Grand County second worst in state for child health insurance coverage

Utah nonprofit says change to state law could make big difference

Photo by Michal Jarmoluk/Pixabay

A recent report from nonprofit Voices for Utah Children shows how well Grand County’s youth are doing in educational, health and economic terms compared to the rest of the state and country. Among the starkest findings: The county has the second worst insurance rate for children in the state.

Voices for Utah Children, a statewide nonprofit that compiles statistics on measures of wellbeing among Utah’s children, released its 2019 report on how the state’s and county’s youth line up in terms of health, education and economics in October.

The report is sourced from various databases; key among them are federal sources such as the U.S. Census Bureau and the National Center for Health Statistics and state sources, such as the Utah Department of Human Services and Utah Board of Education.

Moe Hickey, the CEO of Voices for Utah Children, recently spoke with The Times-Independent about the report and some of its key findings. Among his top concerns were the lack of insurance for Grand County’s children and what he called the “slow erosion” of Utah’s educational system. More on this will be available in next week’s edition of The Times-Independent.

Children without health insurance

For years, children in Utah have been among the least insured in the country. Two years ago, 5 percent of the country’s youth lacked health insurance while 7 percent of Utah children lacked health insurance. The picture for Grand County is even worse, with 20.4 percent of children — more than one in five — lacking health insurance in recent years.

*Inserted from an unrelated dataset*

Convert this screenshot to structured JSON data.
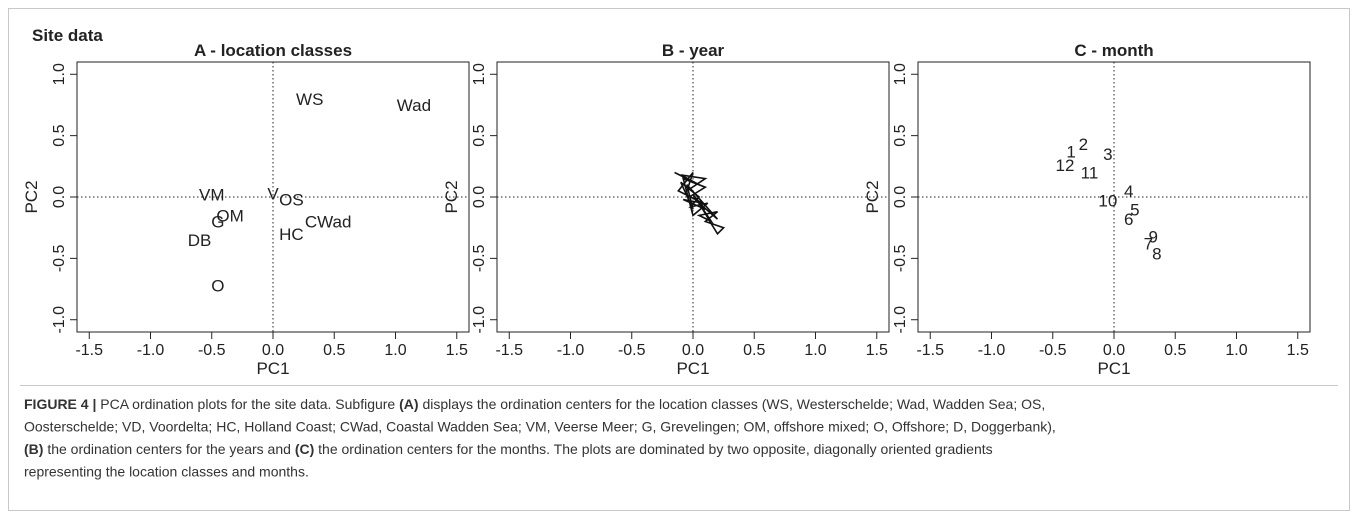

The effects of a child lacking health insurance can vary. Uninsured individuals — and even some people with insurance — can go bankrupt over high medical costs when an emergency happens. At a societal level, high rates of uninsured children can mean higher health care premiums for everyone.

When a child without health insurance requires care, they may be taken to an emergency room instead of a family doctor because of caretakers’ lack of means to cover the healthcare cost. This means the care goes uncompensated, and health insurance premiums may go up as a result to make up the difference.

In Grand County, the explanation for high rates of uninsured children can vary, with high rates of child poverty playing a likely role. Roughly one in six children in Moab live in poverty; the rate statewide, meanwhile, is one in 10.

Poverty, however, does not fully explain the health coverage gap for Grand County’s children. San Juan County, for example, has the highest rate of child poverty in the state but better health coverage for its children than Grand County with 14.4 percent uninsured in recent years.

According to Hickey, one explanation may be Utah’s lack of a continuous coverage provision for children on Medicaid and Moab families living close to the income threshold for Medicaid coverage.

Continuous coverage provisions mean that a child is guaranteed health coverage for a year after they qualify for the coverage. Utah, however, has a month-to-month system.

“If I worked overtime this month — so my average [income] went above the Medicaid average — you lose insurance next month,” Hickey said, acting the role of a low-income parent with a child on Medicaid. “Aside from the humane aspects of it — which I could go on about — the purely practical and efficiency parts of it just aren’t logical.”

Hickey said that he would be lobbying Utah lawmakers for a change to the continuous coverage provision and that Voices for Utah Children was “getting a good hearing” from Utah lawmakers, but ongoing lawsuits may prevent any change to the rules during the next legislative session.